Un’operazione mirata alla tutela delle risorse ittiche e al contrasto della pesca illegale è stata condotta dalla Capitaneria di porto di Messina. La Guardia costiera, avvalendosi dell’ausilio tecnico-scientifico del Dipartimento di prevenzione veterinario dell’ASP locale, ha ispezionato i banchi del mercato rionale di Sant’Orsola, nella zona nord della città. I controlli a tappeto si sono concentrati sulla vendita, il trasporto e la commercializzazione dei prodotti presso molteplici esercizi dell’area.
Durante le verifiche sulle modalità di presentazione e vendita, gli ispettori hanno individuato diverse partite di pesce, sia fresco che congelato, carenti delle indicazioni obbligatorie. Nello specifico, mancavano i dati essenziali relativi a provenienza, scadenza e tracciabilità, in aperta violazione dei requisiti dettati dall’ordinanza del Ministero della Salute del 3 aprile 2002.

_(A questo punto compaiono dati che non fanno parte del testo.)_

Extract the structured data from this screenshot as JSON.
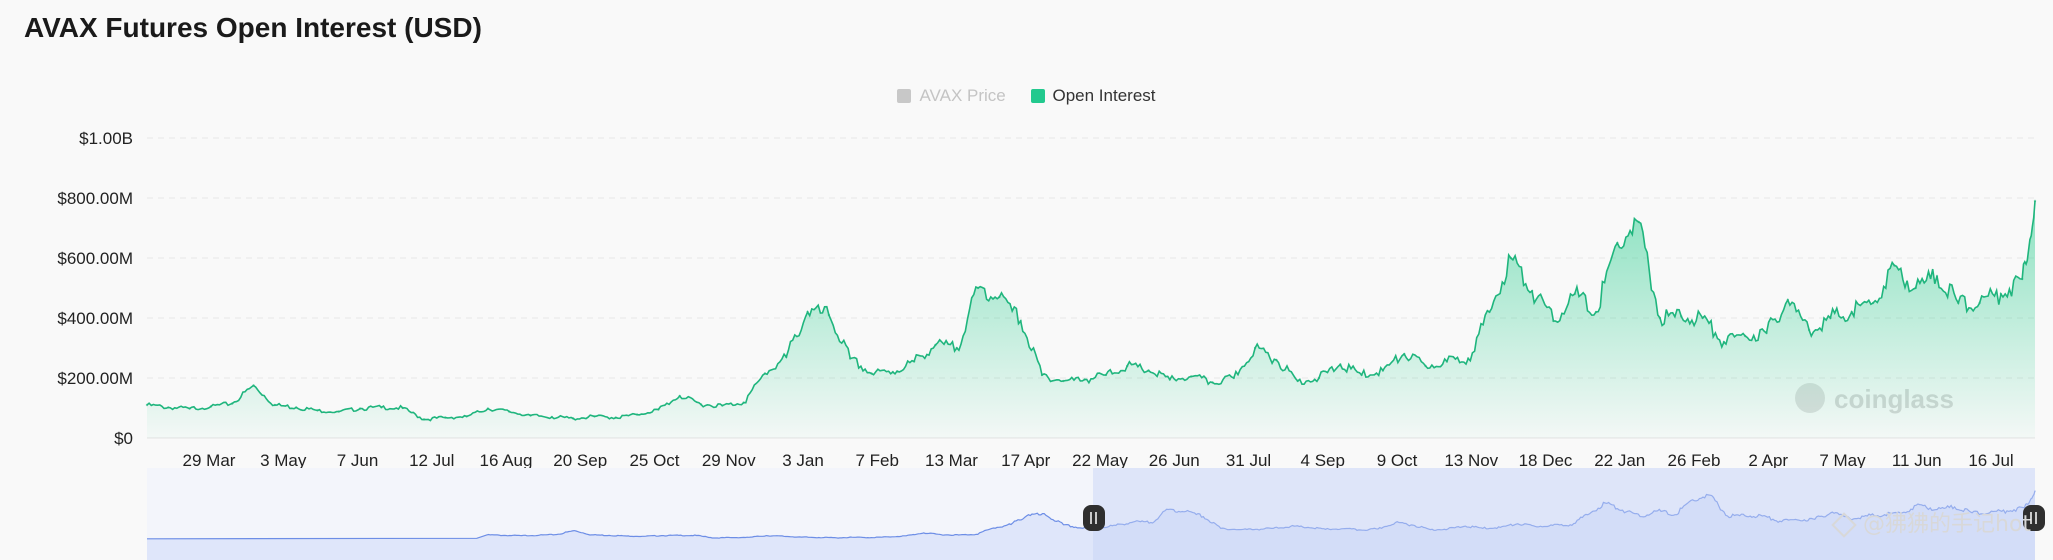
{
  "title": "AVAX Futures Open Interest (USD)",
  "legend": [
    {
      "label": "AVAX Price",
      "color": "#c8c8c8",
      "active": false
    },
    {
      "label": "Open Interest",
      "color": "#22c98e",
      "active": true
    }
  ],
  "brand_watermark": "coinglass",
  "overlay_watermark": "@狒狒的手记hot",
  "colors": {
    "line": "#1fb57d",
    "area_top": "#33cf93",
    "navigator_line": "#6d8ee6",
    "navigator_fill": "#d6e0f8"
  },
  "chart_data": {
    "type": "area",
    "title": "AVAX Futures Open Interest (USD)",
    "ylim": [
      0,
      1000
    ],
    "y_unit": "M USD",
    "y_tick_labels": [
      "$0",
      "$200.00M",
      "$400.00M",
      "$600.00M",
      "$800.00M",
      "$1.00B"
    ],
    "y_tick_values": [
      0,
      200,
      400,
      600,
      800,
      1000
    ],
    "x_tick_labels": [
      "29 Mar",
      "3 May",
      "7 Jun",
      "12 Jul",
      "16 Aug",
      "20 Sep",
      "25 Oct",
      "29 Nov",
      "3 Jan",
      "7 Feb",
      "13 Mar",
      "17 Apr",
      "22 May",
      "26 Jun",
      "31 Jul",
      "4 Sep",
      "9 Oct",
      "13 Nov",
      "18 Dec",
      "22 Jan",
      "26 Feb",
      "2 Apr",
      "7 May",
      "11 Jun",
      "16 Jul"
    ],
    "grid": true,
    "legend_position": "top-center",
    "series": [
      {
        "name": "Open Interest",
        "x": [
          "2023-02-17",
          "2023-02-27",
          "2023-03-09",
          "2023-03-19",
          "2023-03-29",
          "2023-04-08",
          "2023-04-18",
          "2023-04-28",
          "2023-05-08",
          "2023-05-18",
          "2023-05-28",
          "2023-06-07",
          "2023-06-17",
          "2023-06-27",
          "2023-07-07",
          "2023-07-17",
          "2023-07-27",
          "2023-08-06",
          "2023-08-16",
          "2023-08-26",
          "2023-09-05",
          "2023-09-15",
          "2023-09-25",
          "2023-10-05",
          "2023-10-15",
          "2023-10-25",
          "2023-11-04",
          "2023-11-14",
          "2023-11-24",
          "2023-12-04",
          "2023-12-14",
          "2023-12-24",
          "2024-01-03",
          "2024-01-13",
          "2024-01-23",
          "2024-02-02",
          "2024-02-12",
          "2024-02-22",
          "2024-03-03",
          "2024-03-13",
          "2024-03-23",
          "2024-04-02",
          "2024-04-12",
          "2024-04-22",
          "2024-05-02",
          "2024-05-12",
          "2024-05-22",
          "2024-06-01",
          "2024-06-11",
          "2024-06-21",
          "2024-07-01",
          "2024-07-11",
          "2024-07-21",
          "2024-07-31",
          "2024-08-10",
          "2024-08-20",
          "2024-08-30",
          "2024-09-09",
          "2024-09-19",
          "2024-09-29",
          "2024-10-09",
          "2024-10-19",
          "2024-10-29",
          "2024-11-08",
          "2024-11-18",
          "2024-11-28",
          "2024-12-08",
          "2024-12-18",
          "2024-12-28",
          "2025-01-07",
          "2025-01-17",
          "2025-01-27",
          "2025-02-06",
          "2025-02-16",
          "2025-02-26",
          "2025-03-08",
          "2025-03-18",
          "2025-03-28",
          "2025-04-07",
          "2025-04-17",
          "2025-04-27",
          "2025-05-07",
          "2025-05-17",
          "2025-05-27",
          "2025-06-06",
          "2025-06-16",
          "2025-06-26",
          "2025-07-06",
          "2025-07-16",
          "2025-07-22"
        ],
        "values": [
          110,
          102,
          98,
          105,
          115,
          175,
          110,
          102,
          92,
          88,
          98,
          102,
          100,
          62,
          68,
          72,
          98,
          88,
          75,
          70,
          65,
          72,
          68,
          78,
          95,
          140,
          112,
          108,
          118,
          215,
          270,
          420,
          410,
          265,
          215,
          220,
          255,
          310,
          300,
          500,
          470,
          390,
          210,
          190,
          195,
          210,
          240,
          225,
          195,
          205,
          185,
          200,
          300,
          260,
          190,
          200,
          245,
          210,
          225,
          280,
          240,
          255,
          265,
          420,
          600,
          490,
          390,
          480,
          420,
          650,
          720,
          400,
          405,
          400,
          320,
          340,
          350,
          460,
          360,
          400,
          420,
          450,
          575,
          500,
          540,
          450,
          450,
          480,
          530,
          790
        ]
      }
    ]
  }
}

A destare ulteriore allarme è stato il ritrovamento sui banchi di novellame di sarda, una specie la cui cattura e vendita sono severamente proibite dalla normativa vigente. Il divieto di pescare, commercializzare e consumare il cosiddetto “bianchetto” o “neonata” risponde a fondamentali ragioni di sostenibilità ambientale e di salvaguardia del delicato ecosistema marino.
Al termine degli accertamenti di polizia giudiziaria, sono stati redatti tre verbali amministrativi per un importo complessivo di 1.500 euro. Contestualmente, è scattato il sequestro di circa 23 chilogrammi di pesce di varie specie.
Il Dipartimento di prevenzione veterinaria ha poi sottoposto l’intero carico a ispezione sanitaria, giudicandolo pienamente idoneo al consumo umano. Per questo motivo, tutto il prodotto ittico posto sotto sequestro è stato affidato in beneficenza ad enti caritatevoli del territorio. L’operazione ribadisce l’obiettivo primario di garantire e tutelare il diritto di ogni cittadino ad acquistare un prodotto ittico di qualità, certificato e del tutto consentito dalla legge.